М. Зичи. Зрительный зал в день открытия Большого театра во время визита императора Александра II. 1856 г.
Как бы ни был ужасен приговор власти в гоголевском «Ревизоре», его лояльность каноническому хронотопу была подчеркнуто высокой. Логика отношений власти и театра работала, мне представляется, по такой формуле: делай что хочешь, только не меняй привычных конвенций между властительницей-сценой и ее подданной-публикой. Будто именно в них записаны ритуальные формулы неизменности миропорядка.
Это всего лишь гипотеза о том, почему в русской и советской истории театр порой становился не просто местом идейных схваток, но и объектом самых жестких политических репрессий.
МХТ хорош тем, что конвенции не меняет. Но когда их решительно меняют «революционные» Мейерхольд и – еще больше – театр Пролеткульта или «Синяя блуза», их уничтожают. Пример этих театров, вдохновивших во многом Пискатора и Брехта, очень выразителен.
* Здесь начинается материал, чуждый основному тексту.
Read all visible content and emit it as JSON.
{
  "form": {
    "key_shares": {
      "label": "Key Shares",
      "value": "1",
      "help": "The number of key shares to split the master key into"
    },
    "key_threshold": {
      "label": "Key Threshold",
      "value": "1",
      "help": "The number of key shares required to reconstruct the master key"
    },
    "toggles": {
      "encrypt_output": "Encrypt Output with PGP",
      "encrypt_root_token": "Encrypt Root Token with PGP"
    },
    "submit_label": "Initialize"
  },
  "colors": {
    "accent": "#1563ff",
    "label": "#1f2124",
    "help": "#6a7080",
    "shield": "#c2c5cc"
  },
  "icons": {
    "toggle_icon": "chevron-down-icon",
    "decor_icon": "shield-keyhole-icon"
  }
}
Репрессиям подвергся тот тип театра, который предлагал не оппозиционную идеологию (в этом смысле они были самыми верноподданными участниками социалистических преобразований), а оппозиционную форму. Эстетическая революция, смена конвенций была недопустима.
Быть может, никакой прямой связи тут нет. Не сама по себе приверженность к классике защищает художника, но его готовность воспроизводить конвенциональную форму. Анатолий Васильев известен своим трудным для официоза характером, но это ведь он поставил отмеченный «Золотой маской» «православный» спектакль («Плач Иеремии»). И что? Это не спасло его ни от каких наездов власти и ни от отъезда в конце концов из страны. Здесь ведь важно понимать, что в случае с театром власть никогда не действует самостоятельно. У нее всегда оказываются агенты влияния – назовем их «театральная общественность».
Кирилл Серебренников был очень интересен предыдущей политической элите и неприятен нынешней. Но его отношение к классике очень уважительное. А вот перемена типа конвенции, решительный шаг за предел власти произошли, когда он ушел из нормальной «итальянской» коробки на «Платформу». …В то время, как Константин Богомолов, несмотря на его десакрализацию классики, ставит в обычном театре, и уже этим – «свой».